The World O' Crap Archive

Welcome to the Collected World O' Crap, a comprehensive library of posts from the original Salon Blog, and our successor site, world-o-crap.com (2006 to 2010).

Current posts can be found here.

Sunday, January 16, 2011

March 13, 2005 by s.z.

Who Said It?


Our first Mystery Guest from last time (the one who said that the greatest nation on God's green earth was going to take a "stricken young woman" away from her family and kill her, presumably just because it hates the stricken) was Michael Medved.


A point to Brad R.


The guest on Michael's show (the one who waxed eloquent about how it's unconstitutional to refuse a feeding tube because living without a cerebral cortex in an inalienable right, meaning that you can't give it up) was Alan Keyes.

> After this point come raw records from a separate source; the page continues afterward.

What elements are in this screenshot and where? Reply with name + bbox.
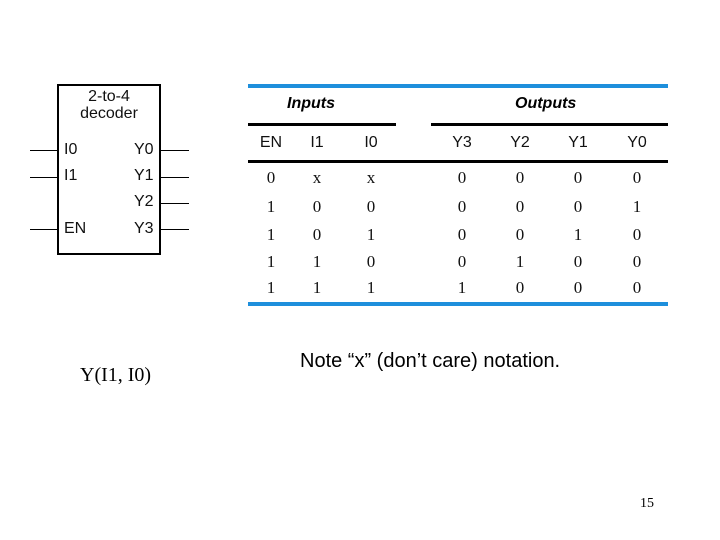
table-cell: 0 [632,168,642,187]
table-cell: 0 [457,168,467,187]
column-header: I0 [364,134,378,151]
table-cell: 1 [366,278,376,297]
table-cell: 0 [573,197,583,216]
outputs-group-rule [431,123,668,126]
pin-line-y0 [161,150,189,151]
table-cell: 0 [515,225,525,244]
table-cell: 1 [312,252,322,271]
pin-label-en: EN [64,220,87,237]
column-header: I1 [310,134,324,151]
pin-line-y3 [161,229,189,230]
pin-line-y2 [161,203,189,204]
table-cell: 1 [266,197,276,216]
column-header: Y1 [568,134,588,151]
table-cell: 0 [457,225,467,244]
table-cell: 0 [312,197,322,216]
note-caption: Note “x” (don’t care) notation. [300,350,561,372]
pin-label-y3: Y3 [134,220,154,237]
table-cell: x [366,168,376,187]
pin-label-y0: Y0 [134,141,154,158]
pin-line-i0 [30,150,57,151]
table-cell: 1 [457,278,467,297]
column-header: Y2 [510,134,530,151]
table-cell: 1 [266,225,276,244]
table-bottom-bar [248,302,668,306]
inputs-group-rule [248,123,396,126]
table-cell: 0 [573,168,583,187]
table-cell: 1 [366,225,376,244]
column-header: Y3 [452,134,472,151]
outputs-group-header: Outputs [515,95,577,112]
page-number: 15 [640,496,654,511]
table-cell: 0 [366,197,376,216]
pin-label-y2: Y2 [134,193,154,210]
table-cell: 0 [312,225,322,244]
function-caption: Y(I1, I0) [80,364,152,386]
table-cell: 1 [573,225,583,244]
table-cell: 0 [573,278,583,297]
table-cell: 1 [632,197,642,216]
pin-label-i1: I1 [64,167,78,184]
table-cell: x [312,168,322,187]
pin-label-y1: Y1 [134,167,154,184]
decoder-title: 2-to-4 decoder [57,88,161,122]
table-cell: 0 [515,278,525,297]
table-cell: 1 [312,278,322,297]
column-header: Y0 [627,134,647,151]
table-cell: 0 [457,197,467,216]
table-cell: 0 [457,252,467,271]
pin-label-i0: I0 [64,141,78,158]
pin-line-y1 [161,177,189,178]
pin-line-en [30,229,57,230]
table-cell: 0 [266,168,276,187]
table-cell: 0 [515,197,525,216]
table-cell: 1 [515,252,525,271]
column-header: EN [259,134,283,151]
header-bottom-rule [248,160,668,163]
table-cell: 0 [632,225,642,244]
table-cell: 1 [266,252,276,271]
table-cell: 1 [266,278,276,297]
table-cell: 0 [573,252,583,271]
inputs-group-header: Inputs [287,95,335,112]
table-top-bar [248,84,668,88]
table-cell: 0 [515,168,525,187]
table-cell: 0 [632,252,642,271]
table-cell: 0 [366,252,376,271]
decoder-title-line2: decoder [80,105,138,122]
decoder-title-line1: 2-to-4 [88,88,130,105]
table-cell: 0 [632,278,642,297]
pin-line-i1 [30,177,57,178]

A point to Woodrowfan.  Also, a point to Yosef for being willing to share his title as America's Hottest Young Conservative on the Internets with Alan.


Our guest who claimed that she has nothing to write about, and her life is over is Ann Coulter (she was apparently pissed because she went to all the trouble of calling Helen Thomas an "old Arab," and yet  the average person still couldn't care less who Ann is.)


A point to john b.

And our last guest (the one who, presumably writing from experience, said that "Men have no control" was America's favorite junkie serial monogomist, Rush Limbaugh.


Another point to Brad R.


And a point to strooper for naming all of our Mystery Guests in one comment.


Remember, winners, to save your points, which can be exchanged for such cool prizes as Shoes of The Fisherman sandals, which you can use to leave religious message in the sand.  "Great for fundraising, beach evangelism and mission trips!"

Now, Who Said This?
1.  From a recent political memoir:
On September 14, 2001, Forty-second Street could have been Main Street in any midwestern community or a small southern town. The street was lined ten deep on both sides with people holding signs reading "God Bless America" and "God Save the U.S." But this was New York City, the place where I was born and where my father commuted almost every day of his working life.
So, all it takes is a couple of planes hitting buildings, and NYC shapes up and starts to look like a red state.
2.  From a political memoir by a different person:
This son of a president had seen firsthand how seeking the presidency would change his life, especially if he won. He was thinking it through, calculating its impact on the rest of his life. Many times, I thought he just might decide the cost was too high, though it had nothing to do with money.
“I’ll never again be able to just walk into Wal-Mart and buy fishing lures,” he said to me once, a telling little picture of the normal, often unappreciated things our nation’s presidents give up when they succeed at their ambition
.
Just think, George gaving up buying fishing lures at Wal-Mart for us!  It's a story of sacrifice for others that we should all remember at this Easter time.

3.  From the weekly column of one of our favorite wingnuts: 
So why should you care that a bunch of overpaid men and women dissect each other in the halls of network TV news buildings? [...]
The problem is that the folks who set the agendas for TV news are not like you. In fact, many of them DON'T like you. You are groundlings, semi-barbarians who can't tell excellent sushi from the cheap stuff.

Thus, what matters to you is often ignored or slanted by the TV big shots. For example, radical Professor Ward Churchill, a traitor earning $92,000 at the University of Colorado, was all but ignored by the network evening news broadcasts.
And the Ward Churchill story matters to you because . . . ?

4.  From a NewsMax story about somebody's appearance on "Meet the Press":
So why would President Bush nominate him to be America's next U.N. ambassador? NBC's Russert queried

"Because John is a very good diplomat. He has a lot of experience in U.N. affairs," [...] replied.

Why then, Russert asked [...], is Bolton often less than diplomatic in his statements?

"Well, sometimes we all say undiplomatic things, but the key is that this is a very good diplomat," [...] said with a smile.
Yes, just because Bolton says undiplomatic things doesn't mean that he's not a good diplomat -- he's just differently-plomaticed. 
5. And because no controversy is complete with a movie star's opinion, here's a faxed statement:
 "I fully support the efforts of Mr. & Mrs. Schindler to save their daughter, Terri Schiavo, from a cruel starvation. Terri's husband should sign the care of his wife over to her parents so she can be properly cared for."
I'm sure we'll be hearing from Brent Bozell, Michael Medved, Laura Ingraham, and the usual gang of idiots about how we pay Hollywood to entertain us, not preach at us about their pet causes, so this star should just shut the hell up and get back to making action movies about crazed loners.